Wonder Ballroom, 10:30 pm
[TRAP] Twenty-two-year-old producer Henry Steinway became an EDM and hip-hop star last year with ubiquitous club anthem “Trap on Acid,” and his remixes of Kanye’s “Mercy” and Benny Benassi’s “Satisfaction.” The Los Angeles DJ’s new High Beams EP keeps the beats thick, trippy and expectedly crunkified, enlisting much-hyped rapper Problem for auto-tuned earworm “Secondary.” Grime’s dense, dark soundscapes can turn straight-up odd, but fans will dance to it until the drugs wear off, regardless. AMANDA SCHURR.
The Joy Formidable
Roseland Theater, 11 pm
[HEAVY ART POP] Taking the bombastic sound that marked its staggering and surprising debut, The Big Roar, and ratcheting up the musicianship and explosiveness, Welsh trio the Joy Formidable’s sophomore release, Wolf’s Law, sets a new bar. Here, double-bass pedals hammer down like thunder over wailing guitar hooks guided home by Ritzy Bryan’s ethereal vocals. The trio proves there’s no limit to the amount of sound a sparse outfit can emit, veering into Zeppelin territory even when grounded in sure-footed art pop. AP KRYZA.
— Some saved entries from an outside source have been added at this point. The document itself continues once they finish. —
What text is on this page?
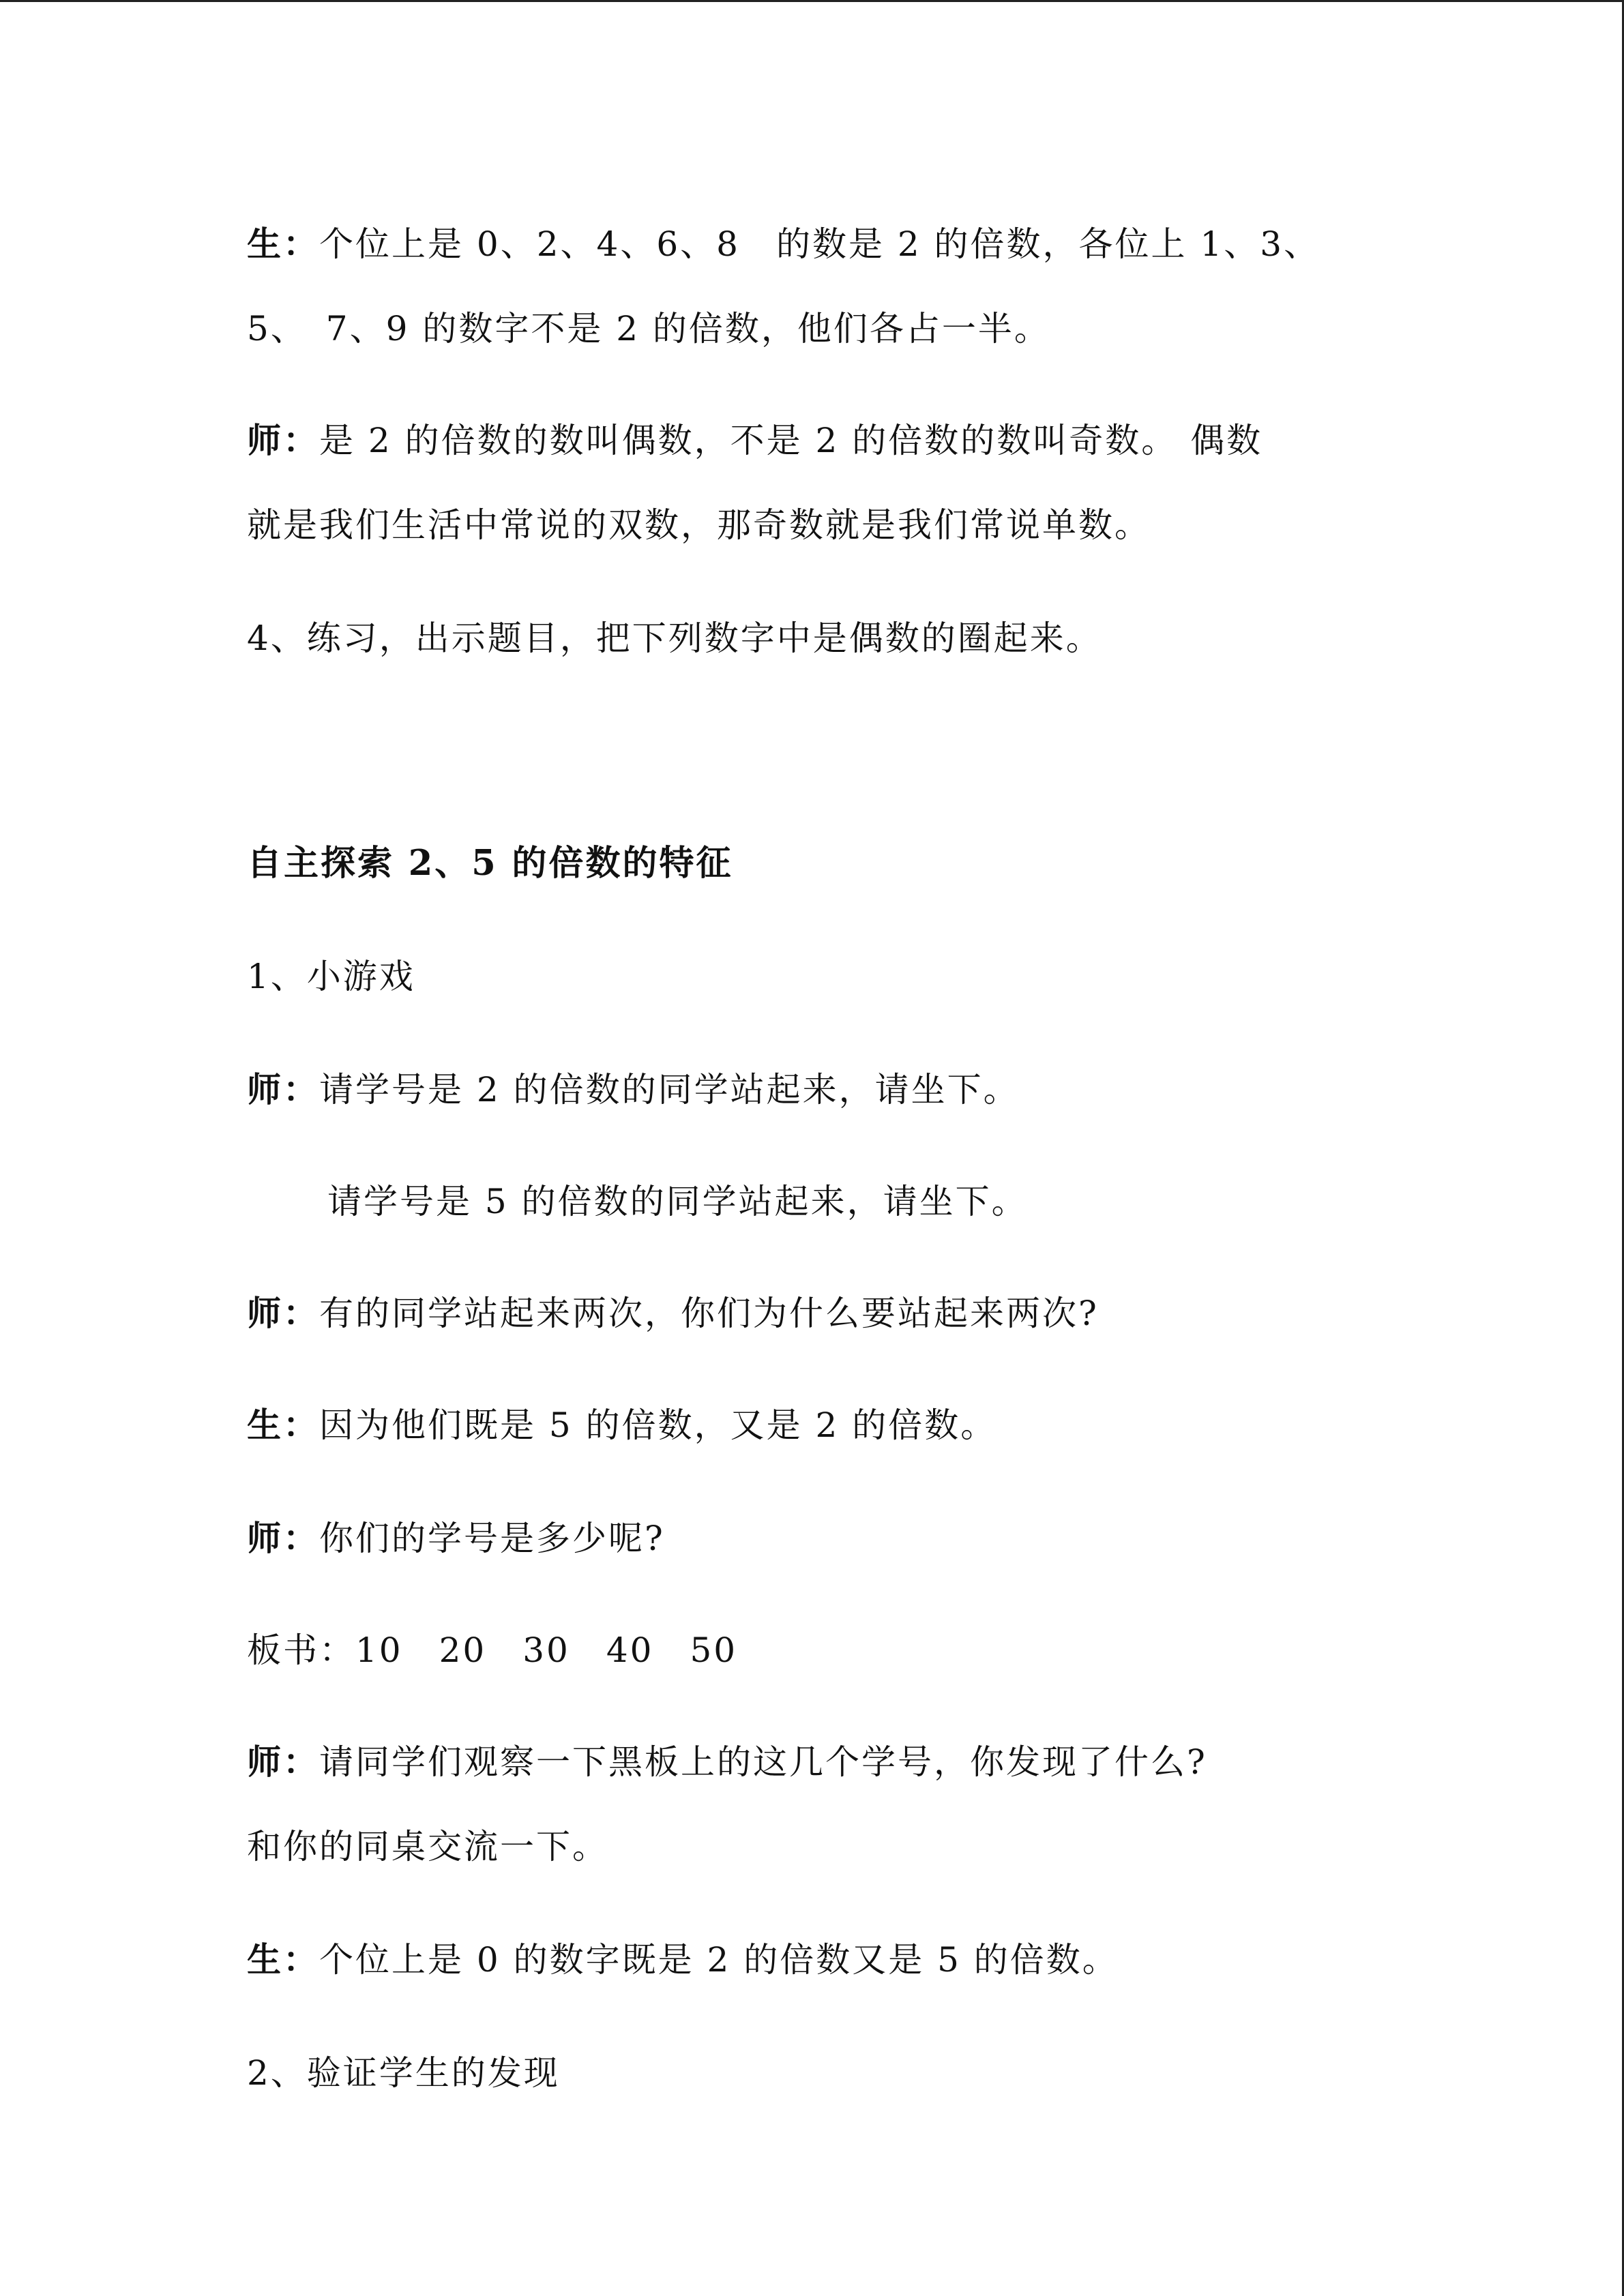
生：个位上是 0、2、4、6、8　的数是 2 的倍数，各位上 1、3、
5、　7、9 的数字不是 2 的倍数，他们各占一半。
师：是 2 的倍数的数叫偶数，不是 2 的倍数的数叫奇数。 偶数
就是我们生活中常说的双数，那奇数就是我们常说单数。
4、练习，出示题目，把下列数字中是偶数的圈起来。
自主探索 2、5 的倍数的特征
1、小游戏
师：请学号是 2 的倍数的同学站起来，请坐下。
请学号是 5 的倍数的同学站起来，请坐下。
师：有的同学站起来两次，你们为什么要站起来两次?
生：因为他们既是 5 的倍数，又是 2 的倍数。
师：你们的学号是多少呢?
板书：10　20　30　40　50
师：请同学们观察一下黑板上的这几个学号，你发现了什么?
和你的同桌交流一下。
生：个位上是 0 的数字既是 2 的倍数又是 5 的倍数。
2、验证学生的发现
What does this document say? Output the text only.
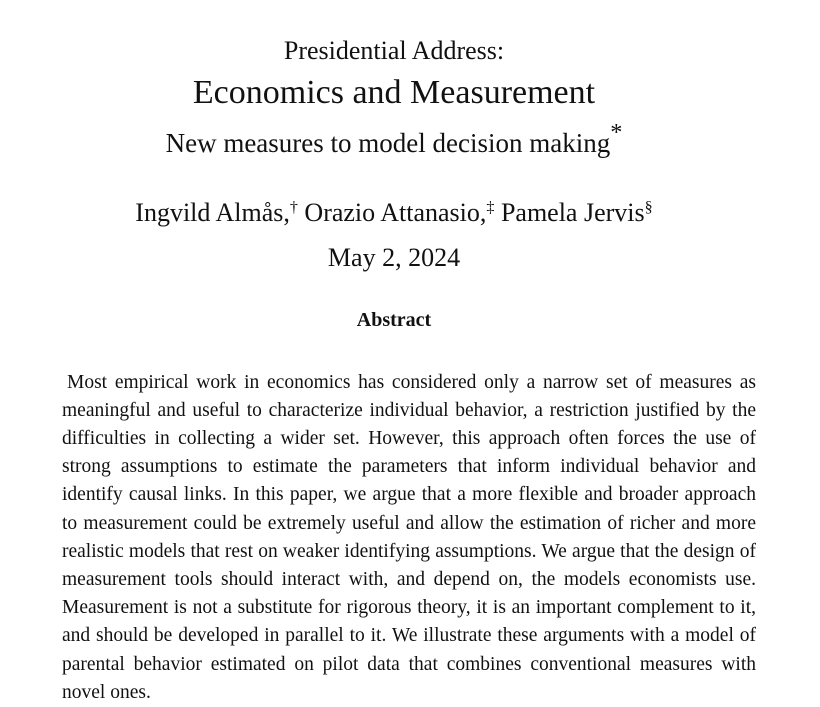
Presidential Address:
Economics and Measurement
New measures to model decision making*
Ingvild Almås,† Orazio Attanasio,‡ Pamela Jervis§
May 2, 2024
Abstract

Most empirical work in economics has considered only a narrow set of measures as meaningful and useful to characterize individual behavior, a restriction justified by the difficulties in collecting a wider set. However, this approach often forces the use of strong assumptions to estimate the parameters that inform individual behavior and identify causal links. In this paper, we argue that a more flexible and broader approach to measurement could be extremely useful and allow the estimation of richer and more realistic models that rest on weaker identifying assumptions. We argue that the design of measurement tools should interact with, and depend on, the models economists use. Measurement is not a substitute for rigorous theory, it is an important complement to it, and should be developed in parallel to it. We illustrate these arguments with a model of parental behavior estimated on pilot data that combines conventional measures with novel ones.
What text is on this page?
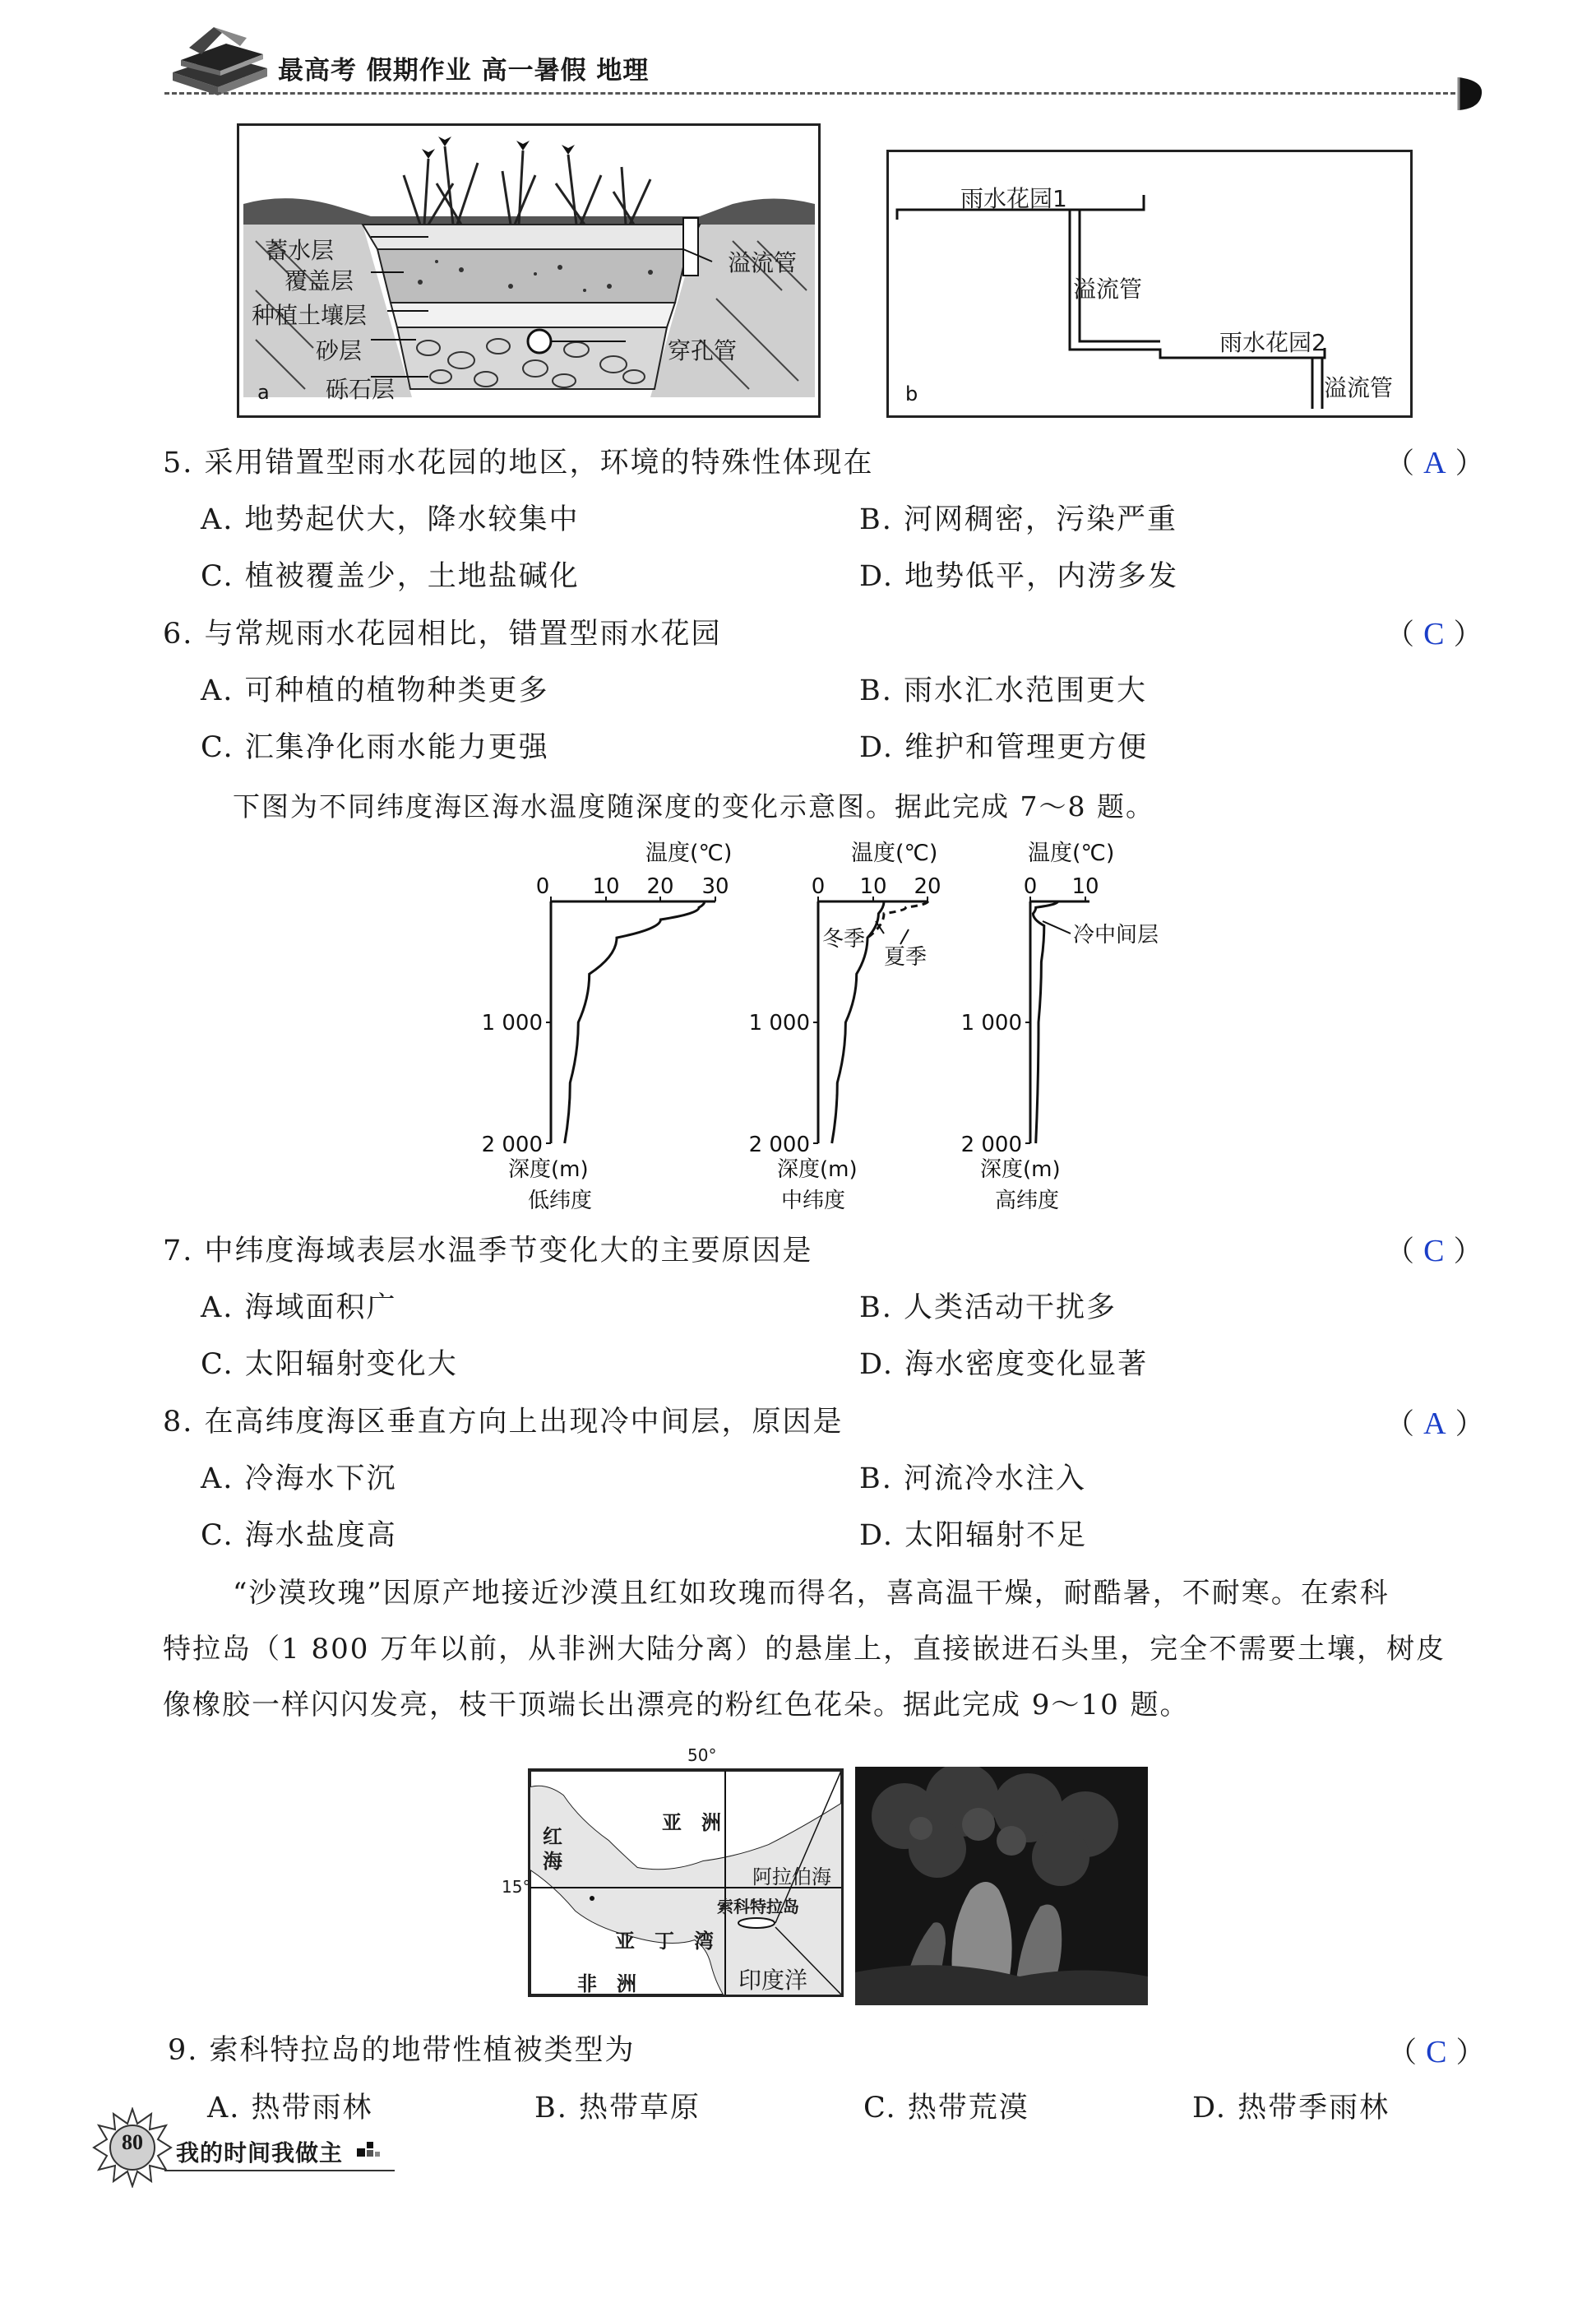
最高考 假期作业 高一暑假 地理
a
蓄水层
覆盖层
种植土壤层
砂层
砾石层
溢流管
穿孔管
b
雨水花园1
溢流管
雨水花园2
溢流管
5. 采用错置型雨水花园的地区，环境的特殊性体现在	（ A ）
A. 地势起伏大，降水较集中	B. 河网稠密，污染严重
C. 植被覆盖少，土地盐碱化	D. 地势低平，内涝多发
6. 与常规雨水花园相比，错置型雨水花园	（ C ）
A. 可种植的植物种类更多	B. 雨水汇水范围更大
C. 汇集净化雨水能力更强	D. 维护和管理更方便
下图为不同纬度海区海水温度随深度的变化示意图。据此完成 7～8 题。
温度(℃)	温度(℃)	温度(℃)
0 10 20 30	0 10 20	0 10
1 000
2 000
1 000
2 000
1 000
2 000
冬季
夏季
冷中间层
深度(m)	深度(m)	深度(m)
低纬度	中纬度	高纬度
7. 中纬度海域表层水温季节变化大的主要原因是	（ C ）
A. 海域面积广	B. 人类活动干扰多
C. 太阳辐射变化大	D. 海水密度变化显著
8. 在高纬度海区垂直方向上出现冷中间层，原因是	（ A ）
A. 冷海水下沉	B. 河流冷水注入
C. 海水盐度高	D. 太阳辐射不足
“沙漠玫瑰”因原产地接近沙漠且红如玫瑰而得名，喜高温干燥，耐酷暑，不耐寒。在索科
特拉岛（1 800 万年以前，从非洲大陆分离）的悬崖上，直接嵌进石头里，完全不需要土壤，树皮
像橡胶一样闪闪发亮，枝干顶端长出漂亮的粉红色花朵。据此完成 9～10 题。
50°
15°
亚　洲
红海
阿拉伯海
亚　丁　湾
索科特拉岛
非　洲	印度洋
9. 索科特拉岛的地带性植被类型为	（ C ）
A. 热带雨林	B. 热带草原	C. 热带荒漠	D. 热带季雨林
80 我的时间我做主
[BACKWOODS PUNK] When you transplant a punk band from New York City into the Catskills, something’s gotta give. For Brooklyn quartet the Men, what gave was the piercing hard rock of which we’ve grown accustomed. Newest record New Moon shows the band dabbling in alt-country, Americana and even Southern rock elements without completely forfeiting the bracing musical persona that’s brought the group success. MARK STOCK.